Do we really need these big aperture telephotos any more?
For wildlife the difference in background blur at f4 and f5.6 can be dramatic so they do have their advantages, but you can achieve that with Gaussian blur in post processing if you really need it. The old requirement for wide aperture to allow increased shutter speed is long gone.
That leves the ability to put a tc with an f4 super-zooms - and even then advances in sensor technology and processing probably means a cropped 5D3+400mm is pretty close to a 1D2+500mm+1.4tc
Quote: The old requirement for wide aperture to allow increased shutter speed is long gone.
Nothing could be further from the truth as any wildlife photographer will tell you. Keeping the shutter speeds up to freeze subject movement is a major concern and an ongoing battle.
Perhaps not, if you shoot in the midday Florida sunshine all the time, but here in the UK we're not blessed with such a luxury and that means shooting when the light is often less than ideal, not to mention shooting at either end of the day when a lot of wildlife is more active and the possibility for more capturing behavioural images is at it's greatest.

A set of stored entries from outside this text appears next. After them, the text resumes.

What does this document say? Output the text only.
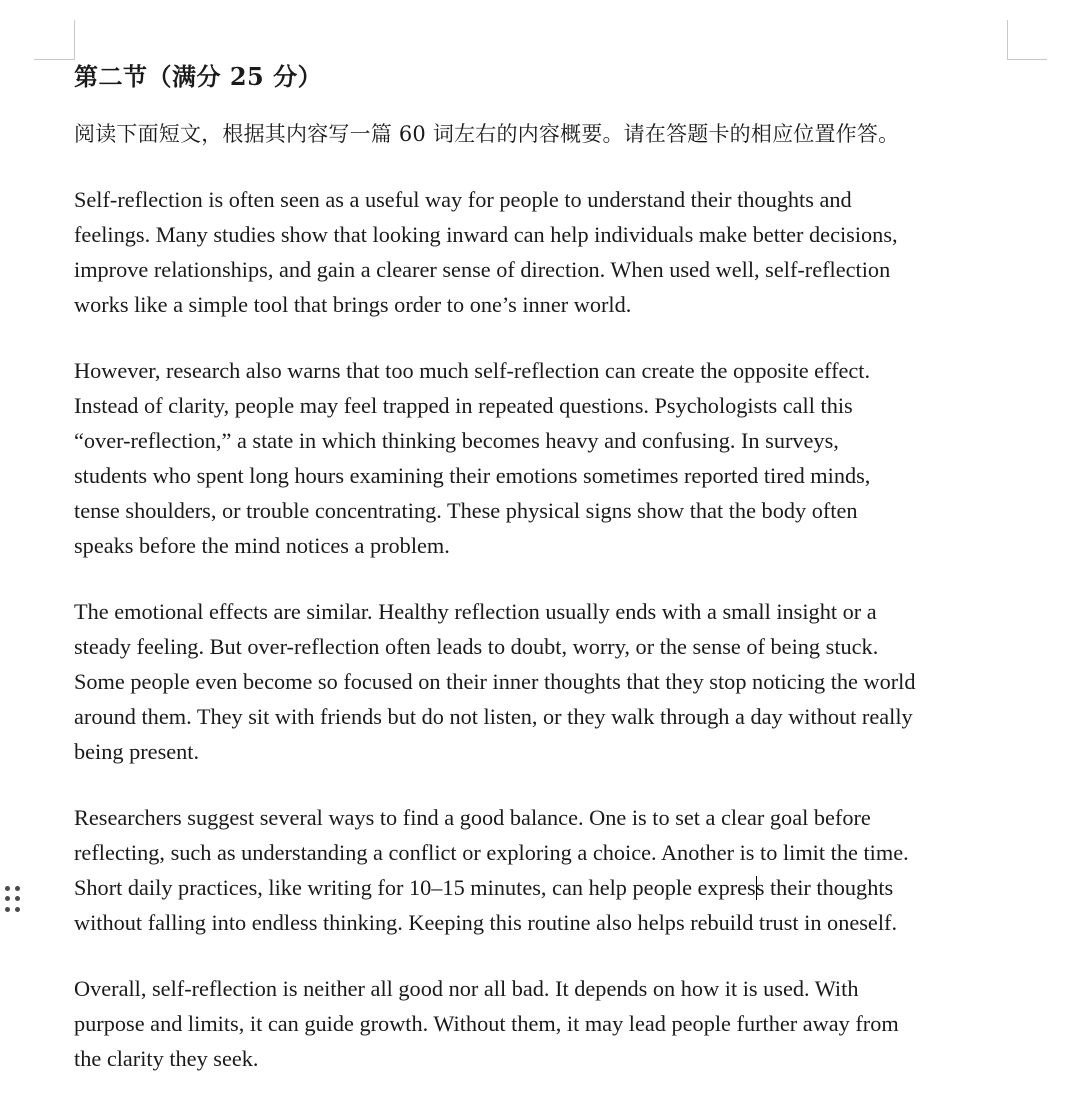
第二节（满分 25 分）
阅读下面短文，根据其内容写一篇 60 词左右的内容概要。请在答题卡的相应位置作答。
Self-reflection is often seen as a useful way for people to understand their thoughts and
feelings. Many studies show that looking inward can help individuals make better decisions,
improve relationships, and gain a clearer sense of direction. When used well, self-reflection
works like a simple tool that brings order to one’s inner world.
However, research also warns that too much self-reflection can create the opposite effect.
Instead of clarity, people may feel trapped in repeated questions. Psychologists call this
“over-reflection,” a state in which thinking becomes heavy and confusing. In surveys,
students who spent long hours examining their emotions sometimes reported tired minds,
tense shoulders, or trouble concentrating. These physical signs show that the body often
speaks before the mind notices a problem.
The emotional effects are similar. Healthy reflection usually ends with a small insight or a
steady feeling. But over-reflection often leads to doubt, worry, or the sense of being stuck.
Some people even become so focused on their inner thoughts that they stop noticing the world
around them. They sit with friends but do not listen, or they walk through a day without really
being present.
Researchers suggest several ways to find a good balance. One is to set a clear goal before
reflecting, such as understanding a conflict or exploring a choice. Another is to limit the time.
Short daily practices, like writing for 10–15 minutes, can help people express their thoughts
without falling into endless thinking. Keeping this routine also helps rebuild trust in oneself.
Overall, self-reflection is neither all good nor all bad. It depends on how it is used. With
purpose and limits, it can guide growth. Without them, it may lead people further away from
the clarity they seek.
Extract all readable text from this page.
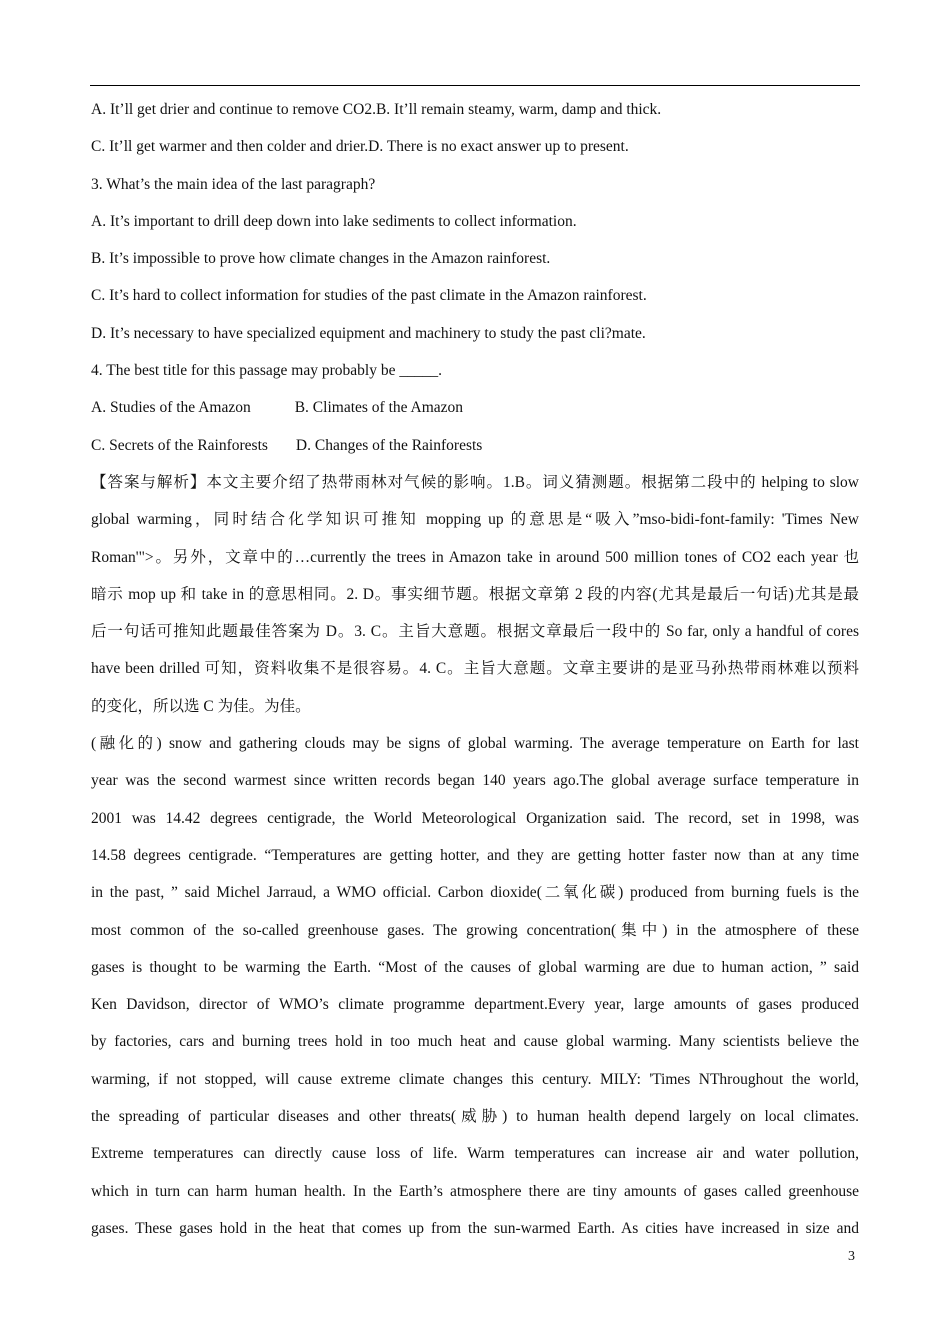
A. It’ll get drier and continue to remove CO2.B. It’ll remain steamy, warm, damp and thick.
C. It’ll get warmer and then colder and drier.D. There is no exact answer up to present.
3. What’s the main idea of the last paragraph?
A. It’s important to drill deep down into lake sediments to collect information.
B. It’s impossible to prove how climate changes in the Amazon rainforest.
C. It’s hard to collect information for studies of the past climate in the Amazon rainforest.
D. It’s necessary to have specialized equipment and machinery to study the past cli?mate.
4. The best title for this passage may probably be _____.
A. Studies of the Amazon	B. Climates of the Amazon
C. Secrets of the Rainforests D. Changes of the Rainforests
【答案与解析】本文主要介绍了热带雨林对气候的影响。1.B。词义猜测题。根据第二段中的 helping to slow
global warming，同时结合化学知识可推知 mopping up 的意思是“吸入”mso-bidi-font-family: 'Times New
Roman'">。另外，文章中的…currently the trees in Amazon take in around 500 million tones of CO2 each year 也
暗示 mop up 和 take in 的意思相同。2. D。事实细节题。根据文章第 2 段的内容(尤其是最后一句话)尤其是最
后一句话可推知此题最佳答案为 D。3. C。主旨大意题。根据文章最后一段中的 So far, only a handful of cores
have been drilled 可知，资料收集不是很容易。4. C。主旨大意题。文章主要讲的是亚马孙热带雨林难以预料
的变化，所以选 C 为佳。为佳。
(融化的) snow and gathering clouds may be signs of global warming. The average temperature on Earth for last
year was the second warmest since written records began 140 years ago.The global average surface temperature in
2001 was 14.42 degrees centigrade, the World Meteorological Organization said. The record, set in 1998, was
14.58 degrees centigrade. “Temperatures are getting hotter, and they are getting hotter faster now than at any time
in the past, ” said Michel Jarraud, a WMO official. Carbon dioxide(二氧化碳) produced from burning fuels is the
most common of the so-called greenhouse gases. The growing concentration(集中) in the atmosphere of these
gases is thought to be warming the Earth. “Most of the causes of global warming are due to human action, ” said
Ken Davidson, director of WMO’s climate programme department.Every year, large amounts of gases produced
by factories, cars and burning trees hold in too much heat and cause global warming. Many scientists believe the
warming, if not stopped, will cause extreme climate changes this century. MILY: 'Times NThroughout the world,
the spreading of particular diseases and other threats(威胁) to human health depend largely on local climates.
Extreme temperatures can directly cause loss of life. Warm temperatures can increase air and water pollution,
which in turn can harm human health. In the Earth’s atmosphere there are tiny amounts of gases called greenhouse
gases. These gases hold in the heat that comes up from the sun-warmed Earth. As cities have increased in size and
3
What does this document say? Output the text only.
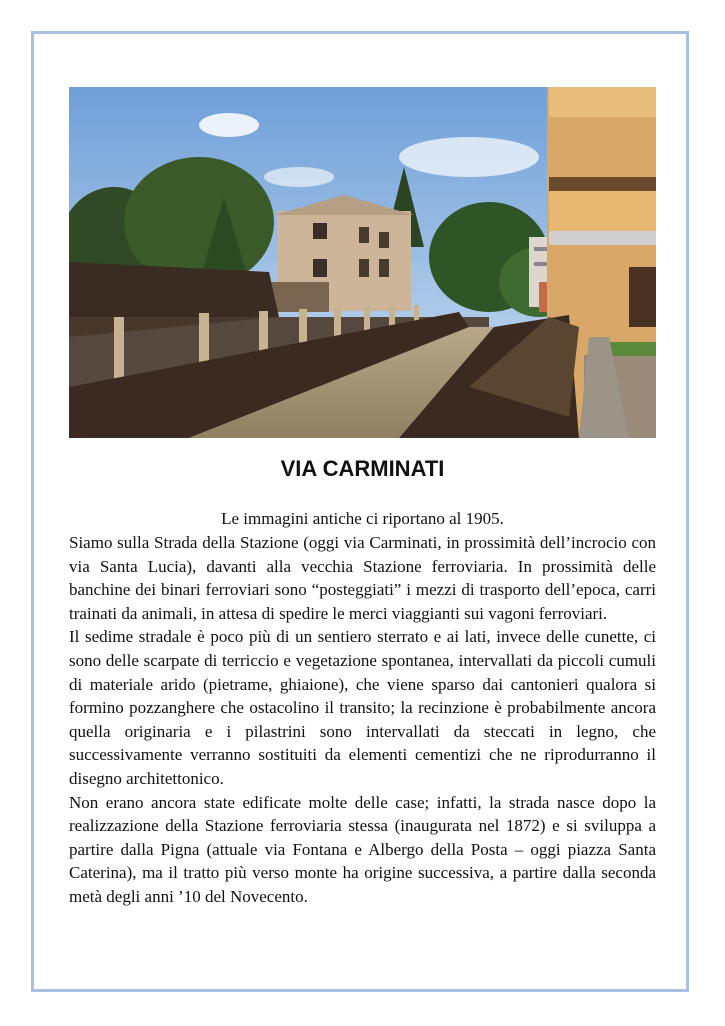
VIA CARMINATI
Le immagini antiche ci riportano al 1905.

Siamo sulla Strada della Stazione (oggi via Carminati, in prossimità dell’incrocio con via Santa Lucia), davanti alla vecchia Stazione ferroviaria. In prossimità delle banchine dei binari ferroviari sono “posteggiati” i mezzi di trasporto dell’epoca, carri trainati da animali, in attesa di spedire le merci viaggianti sui vagoni ferroviari.

Il sedime stradale è poco più di un sentiero sterrato e ai lati, invece delle cunette, ci sono delle scarpate di terriccio e vegetazione spontanea, intervallati da piccoli cumuli di materiale arido (pietrame, ghiaione), che viene sparso dai cantonieri qualora si formino pozzanghere che ostacolino il transito; la recinzione è probabilmente ancora quella originaria e i pilastrini sono intervallati da steccati in legno, che successivamente verranno sostituiti da elementi cementizi che ne riprodurranno il disegno architettonico.

Non erano ancora state edificate molte delle case; infatti, la strada nasce dopo la realizzazione della Stazione ferroviaria stessa (inaugurata nel 1872) e si sviluppa a partire dalla Pigna (attuale via Fontana e Albergo della Posta – oggi piazza Santa Caterina), ma il tratto più verso monte ha origine successiva, a partire dalla seconda metà degli anni ’10 del Novecento.
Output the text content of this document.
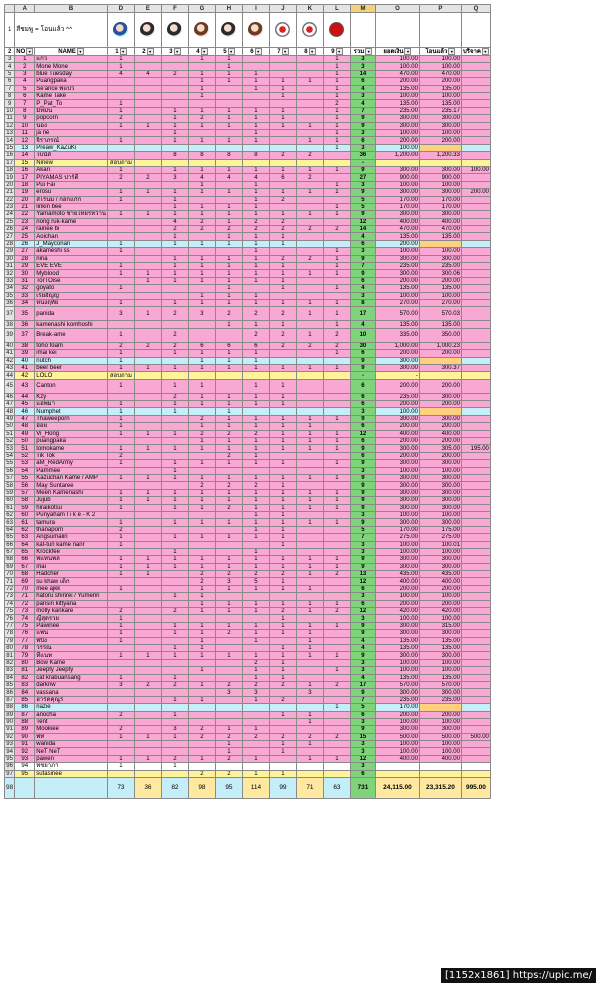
	A	B	D	E	F	G	H	I	J	K	L	M	O	P	Q
1	สีชมพู = โอนแล้ว ^^														
2	NO ▾	NAME ▾	1 ▾	2 ▾	3 ▾	4 ▾	5 ▾	6 ▾	7 ▾	8 ▾	9 ▾	รวม ▾	ยอดเงิน ▾	โอนแล้ว ▾	บริจาค ▾
3	1	แก้ว	1			1	1				1	3	100.00	100.00	
4	2	Mone Mone	1				1				1	3	100.00	100.00	
5	3	blue Tuesday	4	4	2	1	1	1			1	14	470.00	470.00	
6	4	Puangpaka				1	1	1	1	1	1	6	200.00	200.00	
7	5	Se'ance พี่แบ๋ว				1		1	1		1	4	135.00	135.00	
8	6	Kame Take				1			1		1	3	100.00	100.00	
9	7	P_Pat_To	1								2	4	135.00	135.00	
10	8	มิหมี่น	1		1	1	1	1	1		1	7	235.00	235.17	
11	9	popcorn	2		1	2	1	1	1		1	9	300.00	300.00	
12	10	น้อง	1	1	1	1	1	1	1	1	1	9	300.00	300.00	
13	11	ja ne			1			1			1	3	100.00	100.00	
14	12	จิราภรณ์	1		1	1	1	1		1	1	6	200.00	200.00	
15	13	Preaw_KaZuKi									1	3	100.00		
16	14	โบนัส			8	8	8	8	2	2		36	1,200.00	1,200.33	
17	15	Ninew	สอบถาม									-			
18	16	Akari	1		1	1	1	1	1	1	1	9	300.00	300.00	100.00
19	17	PIYAMAS ปาร์ตี้	2	2	3	4	4	4	6	2		27	900.00	900.00	
20	18	Pui Fai				1		1			1	3	100.00	100.00	
21	19	erosu	1	1	1	1	1	1	1	1	1	9	300.00	300.00	200.00
22	20	สีไร้นม / ก็อกแก๊ก	1		1			1	2			5	170.00	170.00	
23	21	linkin bee			1	1	1	1			1	5	170.00	170.00	
24	22	Yamamoto ชายไทยรหวาน	1	1	1	1	1	1	1	1	1	9	300.00	300.00	
25	23	nong ruk-kame			4	2	1	2	2			12	400.00	400.00	
26	24	rainee bi			2	2	2	2	2	2	2	14	470.00	470.00	
27	25	Aoichan			1		1	1	1			4	135.00	135.00	
28	26	J_Mayconan	1		1	1	1	1	1			6	200.00		
29	27	akameshi ss	1					1			1	3	100.00	100.00	
30	28	nina			1	1	1	1	2	2	1	9	300.00	300.00	
31	29	EVE EVE	1		1	1	1	1	1		1	7	235.00	235.00	
32	30	Myblood	1	1	1	1	1	1	1	1	1	9	300.00	300.06	
33	31	TorTOise		1	1	1	1	1	1			6	200.00	200.00	
34	32	goyato	1				1		1		1	4	135.00	135.00	
35	33	เรยอัญญี				1	1	1				3	100.00	100.00	
36	34	หนึ่งฤทัย	1		1	1	1	1	1	1	1	8	270.00	270.00	
37	35	panida	3	1	2	3	2	2	2	1	1	17	570.00	570.03	
38	36	kamenashi komhoshi					1	1	1		1	4	135.00	135.00	
39	37	Break-ame	1		2			2	2	1	2	10	335.00	350.00	
40	38	toho foam	2	2	2	6	6	6	2	2	2	30	1,000.00	1,000.23	
41	39	imai kei	1		1	1	1	1			1	6	200.00	200.00	
42	40	nutch	1			1	1	1				9	300.00		
43	41	beer beer	1	1	1	1	1	1	1	1	1	9	300.00	300.37	
44	42	LOLO	สอบถาม									-	-		
45	43	Canton	1		1	1		1	1			6	200.00	200.00	
46	44	Kzy			2	1	1	1	1			6	235.00	300.00	
47	45	แอพมา	1		1	1	1	1	1			6	200.00	200.00	
48	46	Numphet	1		1		1					3	100.00		
49	47	Thaweeporn	1			2	1	1	1	1	1	9	300.00	300.00	
50	48	อ๋อย	1			1	1	1	1	1		6	200.00	200.00	
51	49	Vi_Hong	1	1	1	2	2	2	1	1	1	12	400.00	400.00	
52	50	puangpaka				1	1	1	1	1	1	6	200.00	200.00	
53	51	tomokame	1	1	1	1	1	1	1	1	1	9	300.00	305.00	195.00
54	52	Tik Tok	2				2	1				6	200.00	200.00	
55	53	aM_RedArmy	1		1	1	1	1	1		1	9	300.00	300.00	
56	54	Pammee			1							3	100.00	100.00	
57	55	Kazuchan Kame / AMP	1	1	1	1	1	1	1	1	1	9	300.00	300.00	
58	56	May Suntaree				2	2	2	1			9	300.00	300.00	
59	57	Meen Kamenashi	1	1	1	1	1	1	1	1	1	9	300.00	300.00	
60	58	Jujub	1	1	1	1	1	1	1	1	1	9	300.00	300.00	
61	59	hiraikotsu	1		1	1	2	1	1	1	1	9	300.00	300.00	
62	60	Punyaham I i k e - K 2						1	1			3	100.00	100.00	
63	61	tamura	1		1	1	1	1	1	1	1	9	300.00	300.00	
64	62	thanaporn	2					1	1			5	170.00	175.00	
65	63	Angsumalin	1		1	1	1	1	1			7	275.00	275.00	
66	64	kat-tun kame nanr	1						1			3	100.00	100.01	
67	65	Krockfee			1			1				3	100.00	100.00	
68	66	พี่แทนพล	1	1	1	1	1	1	1	1	1	9	300.00	300.00	
69	67	mai	1	1	1	1	1	1	1	1	1	9	300.00	300.00	
70	68	Hadcher	1	1		2	2	2	2	1	2	13	435.00	435.00	
71	69	su khaw เด็ก				2	3	5	1			12	400.00	400.00	
72	70	mee ajkk	1			1	1	1	1	1		6	200.00	200.00	
73	71	hatoru shinrei / Yumerin			1	1						3	100.00	100.00	
74	72	pansin kittyana				1	1	1	1	1	1	6	200.00	200.00	
75	73	molly kankare	2		2	1	1	1	2	1	2	12	420.00	420.00	
76	74	ญีสุดรวย	1						1			3	100.00	100.00	
77	75	Pawinee	1		1	1	1	1	1	1	1	9	300.00	315.00	
78	76	แพน	1		1	1	2	1	1	1		9	300.00	300.00	
79	77	พี่ปิง	1			1		1		1		4	135.00	135.00	
80	78	วรรณ			1	1			1	1		4	135.00	135.00	
81	79	ทีแนท	1	1	1	1	1	1	1	1	1	9	300.00	300.00	
82	80	Bow Kame						2	1			3	100.00	100.00	
83	81	Jeepfy Jeepfy				1		1	1		1	3	100.00	100.00	
84	82	cat krabuansang	1		1			1	1			4	135.00	135.00	
85	83	darknw	3	2	2	1	2	2	2	1	2	17	570.00	570.00	
86	84	vassana					3	3		3		9	300.00	300.00	
87	85	ฮาร์ดคุณูร			1	1		1	2			7	235.00	235.00	
88	86	nazie									1	5	170.00		
89	87	anocha	2		1				1	1		6	200.00	200.00	
90	88	Tent								1		3	100.00	100.00	
91	89	Mookiee	2		3	2	1	1				9	300.00	300.00	
92	90	พี่ที	1	1	1	2	2	2	2	2	2	15	500.00	500.00	500.00
93	91	wanida					1		1	1		3	100.00	100.00	
94	92	NeT NeT					1		1			3	100.00	100.00	
95	93	pawen	1	1	2	1	2	1		1	1	12	400.00	400.00	
96	94	พีชยาภา	1		1							3			
97	95	sutasinee				2	2	1	1			6			
98			73	36	82	98	95	114	99	71	63	731	24,115.00	23,315.20	995.00
[1152x1861] https://upic.me/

Also, there's a big difference between getting the subject size correct at the shooting stage, as opposed to cropping an image in an effort to increase the size of the subject. Getting closer, whether optically, or physically, will always produce far better image quality than having to routinely crop images.
Quote: Do we really need these big aperture telephotos any more?
So I don't need my 1,000mm f1.0 anymore? ....... damn!
Quote: So I don't need my 1,000mm f1.0 anymore?
I'll give you a fiver for it.
It's just been loaded onto a 16 wheeler for delivery to you.
Al joking aside, I did see a photo of a Canon 5,600mm once and it came fixed on it's own trailer. I recall it was for military use and on a FD mount.
If you want to see just what the 400mm F5.6 is capable of, take a look at the work of Tomcat.
The 5d mk3 is becoming popoular with wildlife togs, and as Cole mentions, once the new firmware becomes available, the 1.4 extender will bacome usable with AF.